Загляделся Донат на диво сие, а у самого мозги, как жернова, крутятся, и все без толку.
Глаза точно как у того купчика, что спас его вчера, росточка того же, нос, рот, волосы, еще бы бородку с усиками – копия.
Краска бросилась Донату в лицо: Бог весть о чем думает, а о том и не помыслил, что лежит в доме незнакомой женщины.
– Что тебя смутило, рыцарь? – спросила красавица.
У Доната лицо жалкое стало: где, мол, я, объясни!
Засмеялась:
– Ты мой гость, рыцарь. Мой брат просил меня дать тебе ночлег.
– Ах, у тебя есть брат! – обрадовался молодой стрелец: наконец-то все сомнения разрешены. – Но где же он?
– Уехал утром за рубеж по торговым делам.
Хотел подняться, оторвал от подушек голову, но все поплыло перед глазами, и Донат поспешно лег.
Пани опять засмеялась:
– Я принесу тебе квасу. Ты лежи. Мне надо уйти, но я скоро вернусь.
Пани принесла кружку анисового квасу. Донат выпил, закрыл глаза и заснул.
А в городе совершались дела удивительные и шумные. И не знал Донат, что тот шум не без его помощи гулял по Пскову.
Начало
Афанасий Лаврентьевич Ордин-Нащокин, в лисьем треухе, надвинутом на глаза, шея замотана платком, этим же платком снизу прикрыто лицо, с посошком, горбат, уходил от пани глухими улочками, а потом в закоулок, а там в избенку.
Избенка подземным ходом сообщалась с домом Ульяна Фадеева, верного человека.
В этом доме, который окнами выходил на Мирожский монастырь, Афанасий Лаврентьевич оставлял лисий треух, посошок, горб, переодевался в неброское городское платье маленького посадского человека и шел в монастырь. Служка пропускал его в келью игумена, а уж из этой кельи являлся холеный, высокомерный дворянин. Шапка высокая, шуба соболья. Идет на человека бородой. Не уступить такому дорогу духу не хватит.
Смешны нам те хитрости, затейливые и непомерные… Время! Простоту любили простые люди. У знатных красивым называли витиеватое, изощренная замысловатость принималась за великий ум и многие учености.
Никак, лет шесть не надевал лисьего треуха Афанасий Лаврентьевич. Этак слуги могут забыть, кому служат.

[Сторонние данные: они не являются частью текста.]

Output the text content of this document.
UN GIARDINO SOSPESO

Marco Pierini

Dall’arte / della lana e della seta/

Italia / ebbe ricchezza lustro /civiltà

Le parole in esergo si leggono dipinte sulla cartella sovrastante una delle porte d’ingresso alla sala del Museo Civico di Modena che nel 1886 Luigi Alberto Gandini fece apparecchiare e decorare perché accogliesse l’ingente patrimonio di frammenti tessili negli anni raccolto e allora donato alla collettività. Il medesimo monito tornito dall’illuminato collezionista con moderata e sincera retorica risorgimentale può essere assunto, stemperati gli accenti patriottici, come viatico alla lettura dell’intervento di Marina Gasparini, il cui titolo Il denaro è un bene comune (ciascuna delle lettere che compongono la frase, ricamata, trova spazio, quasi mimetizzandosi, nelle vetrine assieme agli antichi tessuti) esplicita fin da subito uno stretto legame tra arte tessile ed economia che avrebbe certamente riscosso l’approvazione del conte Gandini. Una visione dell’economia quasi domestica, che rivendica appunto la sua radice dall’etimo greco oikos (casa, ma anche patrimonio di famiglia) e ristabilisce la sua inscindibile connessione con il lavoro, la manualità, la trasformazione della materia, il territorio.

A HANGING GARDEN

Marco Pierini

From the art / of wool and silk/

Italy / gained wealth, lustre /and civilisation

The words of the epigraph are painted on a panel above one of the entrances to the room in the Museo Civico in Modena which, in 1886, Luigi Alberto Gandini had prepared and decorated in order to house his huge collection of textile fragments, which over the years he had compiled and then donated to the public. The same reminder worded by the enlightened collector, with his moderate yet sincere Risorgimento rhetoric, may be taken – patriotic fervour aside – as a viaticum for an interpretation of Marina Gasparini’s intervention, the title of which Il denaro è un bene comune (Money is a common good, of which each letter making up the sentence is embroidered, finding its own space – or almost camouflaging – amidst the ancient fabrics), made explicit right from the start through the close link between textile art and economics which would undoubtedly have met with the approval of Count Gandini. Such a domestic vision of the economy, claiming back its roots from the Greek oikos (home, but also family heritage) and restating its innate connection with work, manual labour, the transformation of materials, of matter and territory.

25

Вернувшись домой, закрылся в думной комнате и никого пускать не велел к себе.
Дел не делал. С мягкого стульчика в окошко поглядывал. А поглядеть было на что.
На улицах народ сбивался в толпы. Масленица Масленицей, да не на медведей глазеют, не за скоморохами следом бегают.
Да и не бегают вовсе. Собьются, как пчелиный рой, только что друг на друга не лезут, а в середине кто-то один руками машет: стало быть, говорит. Послушают – рассыплются. Глядишь, уже на другом конце улицы облепили кого-то.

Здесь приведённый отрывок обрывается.